From her best prop so far, and storm so nigh."

Such a Flower, thus solitary and unpropped, though wandering in the Paradise of her own imaginings, was Mrs. Hemans for a long period of her existence. As Felicia Dorothea Browne,* Mr. Chorley would fain have us believe that she at least might repose on ancestral memories, and was visited with influences from such in childhood, whence that infant instinct in her for the Beautiful which, in the summer of her days, ripened into imagination, and reason, and art. Nay, he tells us that she herself attested the reality of certain mysterious feelings and aspirations, of which she meditated the analysis in a work to be called "Recollections of a Poet's Childhood," at the time when her labours were bidden to cease for ever. Thus completing the circle: and making Death acquainted with springtide hopes-hopes blighted ere the tree that bore them-blighted even when they seemed to prosper most. For if we

want to know what disappointment is, in its bitterest form, we must know what the world calls success-then it is we learn how much the utmost point of performance falls short of early promise.

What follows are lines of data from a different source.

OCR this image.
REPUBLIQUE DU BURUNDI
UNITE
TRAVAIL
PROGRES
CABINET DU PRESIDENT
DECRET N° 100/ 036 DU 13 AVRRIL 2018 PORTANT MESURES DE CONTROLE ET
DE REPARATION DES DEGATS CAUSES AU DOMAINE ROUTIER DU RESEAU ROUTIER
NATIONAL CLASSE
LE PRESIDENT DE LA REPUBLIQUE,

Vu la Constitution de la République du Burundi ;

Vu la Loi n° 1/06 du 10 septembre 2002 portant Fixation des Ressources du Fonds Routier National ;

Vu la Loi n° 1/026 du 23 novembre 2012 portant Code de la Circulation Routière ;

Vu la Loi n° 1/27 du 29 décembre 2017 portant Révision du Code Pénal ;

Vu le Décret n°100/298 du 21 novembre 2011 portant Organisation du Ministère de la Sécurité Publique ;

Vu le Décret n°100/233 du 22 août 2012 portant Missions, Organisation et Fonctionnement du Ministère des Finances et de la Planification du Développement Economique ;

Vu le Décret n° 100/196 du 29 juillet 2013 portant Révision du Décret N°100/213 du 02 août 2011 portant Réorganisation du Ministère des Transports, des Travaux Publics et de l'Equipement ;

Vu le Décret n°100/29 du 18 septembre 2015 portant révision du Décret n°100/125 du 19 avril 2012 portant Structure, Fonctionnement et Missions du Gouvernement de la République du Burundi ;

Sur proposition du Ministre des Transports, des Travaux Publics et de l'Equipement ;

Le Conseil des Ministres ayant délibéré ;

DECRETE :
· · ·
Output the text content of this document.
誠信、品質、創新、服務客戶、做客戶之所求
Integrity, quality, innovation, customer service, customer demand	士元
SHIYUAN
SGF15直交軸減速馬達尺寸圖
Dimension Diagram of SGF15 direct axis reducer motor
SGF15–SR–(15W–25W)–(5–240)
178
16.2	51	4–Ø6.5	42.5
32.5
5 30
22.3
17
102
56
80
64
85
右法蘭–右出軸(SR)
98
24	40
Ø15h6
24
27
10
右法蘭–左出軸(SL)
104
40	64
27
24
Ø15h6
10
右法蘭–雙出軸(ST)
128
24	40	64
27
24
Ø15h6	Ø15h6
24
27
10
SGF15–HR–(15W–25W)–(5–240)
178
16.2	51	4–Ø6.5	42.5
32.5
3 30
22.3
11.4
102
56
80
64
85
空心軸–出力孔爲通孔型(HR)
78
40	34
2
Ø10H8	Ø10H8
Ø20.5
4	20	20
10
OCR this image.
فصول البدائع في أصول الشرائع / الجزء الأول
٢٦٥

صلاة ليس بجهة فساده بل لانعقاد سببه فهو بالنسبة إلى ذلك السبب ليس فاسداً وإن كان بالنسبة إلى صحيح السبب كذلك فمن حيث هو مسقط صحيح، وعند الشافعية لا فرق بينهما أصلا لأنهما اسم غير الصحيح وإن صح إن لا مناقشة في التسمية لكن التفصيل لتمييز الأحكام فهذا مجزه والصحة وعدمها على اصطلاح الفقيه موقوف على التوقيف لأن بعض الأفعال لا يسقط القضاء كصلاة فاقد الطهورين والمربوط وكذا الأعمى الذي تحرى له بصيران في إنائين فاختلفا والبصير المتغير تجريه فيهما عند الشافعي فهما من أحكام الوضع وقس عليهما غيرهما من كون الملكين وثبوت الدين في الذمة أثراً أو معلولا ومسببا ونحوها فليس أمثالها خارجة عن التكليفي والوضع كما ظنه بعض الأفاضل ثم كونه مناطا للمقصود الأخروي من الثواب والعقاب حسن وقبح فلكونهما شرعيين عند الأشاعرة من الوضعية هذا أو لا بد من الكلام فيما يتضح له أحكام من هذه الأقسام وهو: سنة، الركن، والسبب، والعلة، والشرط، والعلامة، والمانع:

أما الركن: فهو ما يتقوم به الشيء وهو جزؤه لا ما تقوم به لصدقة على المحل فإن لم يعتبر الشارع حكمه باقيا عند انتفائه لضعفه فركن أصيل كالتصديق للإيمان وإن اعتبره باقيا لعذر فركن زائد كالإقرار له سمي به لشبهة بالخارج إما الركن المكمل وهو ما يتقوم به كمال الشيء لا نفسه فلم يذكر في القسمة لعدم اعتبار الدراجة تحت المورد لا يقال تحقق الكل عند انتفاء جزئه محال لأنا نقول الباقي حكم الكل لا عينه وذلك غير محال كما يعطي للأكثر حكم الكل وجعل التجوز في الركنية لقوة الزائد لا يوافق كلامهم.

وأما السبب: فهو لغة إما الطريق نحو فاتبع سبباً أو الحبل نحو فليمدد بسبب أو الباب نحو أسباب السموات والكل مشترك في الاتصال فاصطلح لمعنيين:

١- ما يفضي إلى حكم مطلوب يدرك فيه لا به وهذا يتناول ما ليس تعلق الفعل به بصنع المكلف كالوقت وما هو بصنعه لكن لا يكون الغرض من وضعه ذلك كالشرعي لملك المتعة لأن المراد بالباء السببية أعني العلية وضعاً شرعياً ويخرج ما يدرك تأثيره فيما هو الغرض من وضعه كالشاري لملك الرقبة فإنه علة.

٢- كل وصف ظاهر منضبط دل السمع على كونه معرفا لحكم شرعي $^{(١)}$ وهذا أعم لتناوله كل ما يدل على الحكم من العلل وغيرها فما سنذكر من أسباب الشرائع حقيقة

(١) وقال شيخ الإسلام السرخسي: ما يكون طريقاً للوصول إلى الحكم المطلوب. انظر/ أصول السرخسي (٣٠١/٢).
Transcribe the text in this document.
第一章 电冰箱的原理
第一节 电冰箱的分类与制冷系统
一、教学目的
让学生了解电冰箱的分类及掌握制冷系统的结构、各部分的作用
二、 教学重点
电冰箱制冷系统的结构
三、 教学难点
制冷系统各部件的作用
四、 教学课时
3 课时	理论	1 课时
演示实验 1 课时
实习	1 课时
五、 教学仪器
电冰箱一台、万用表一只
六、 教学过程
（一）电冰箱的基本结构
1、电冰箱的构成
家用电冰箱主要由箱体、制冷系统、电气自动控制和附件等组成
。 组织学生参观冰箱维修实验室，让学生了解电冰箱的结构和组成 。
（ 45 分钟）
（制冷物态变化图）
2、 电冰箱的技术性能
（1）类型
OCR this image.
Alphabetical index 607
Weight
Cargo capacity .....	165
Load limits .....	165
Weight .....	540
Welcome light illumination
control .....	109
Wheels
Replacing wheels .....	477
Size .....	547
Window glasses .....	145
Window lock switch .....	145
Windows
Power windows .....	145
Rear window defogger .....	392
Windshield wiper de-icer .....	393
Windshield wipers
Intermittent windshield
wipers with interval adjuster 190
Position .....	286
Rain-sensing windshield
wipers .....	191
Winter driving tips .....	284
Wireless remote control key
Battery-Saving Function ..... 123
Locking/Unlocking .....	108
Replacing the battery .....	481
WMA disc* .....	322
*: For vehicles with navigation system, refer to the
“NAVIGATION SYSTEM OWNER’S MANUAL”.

Early indications of the poetic temperament the girl must have shewn, since at the age of eleven years she had produced a volume of verses, which in the course of four years was followed by two others. In her nineteenth year, she was married to Captain Hemans, of the Fourth Regiment; but this union was of brief duration. Shortly before the birth of a fifth son, a protracted separation commenced. Captain Hemans' health had been undermined by the vicissitudes of a military life; more particularly by the hardships he had endured in the disastrous retreat upon Corunna, and by the fever which proved fatal to many of our troops in the Walcheren expedition. Indeed to such an extent was this breaking up, as to render it necessary for him, a few years after his marriage, to exchange his native climate for the milder sky of Italy. Mrs. Hemans, whose literary pursuits rendered it advisable for her not to leave England, remained with her family, now removed to Bronwylfa, near St. Asaph, in North Wales. Thus was she left" fairest unsupported flower," with no "prop" but the heavenly Muse, by whose aid she sung in no mean numbers the Restoration of the Works of Art to Italy; in the success of which poem we recollect that William Gifford was much interested, and took care that a favorable review should appear in the Quarterly. Another poem, Modern Greece, was also produced in this seclusion. These efforts, we are told, "were favoraby noticed by Lord Byron; and attracted the admiration of Shelley. Bishop Heber, and other judicious and intelligent counsellers, cheered her on by their approbation: the reputation, which, through years of silent study and exertion, she had, no doubt, sometimes with brightened and sometimes with doubtful hopes, looked forward to as a sufficient great reward, was at length unequivocally and unreluctantly accorded to her by the world; and probably this was the happiest period of her life."

That these essays were deserving of high encouragement cannot be

* She was born in Duke-street, Liverpool, 25 Sept. 1794.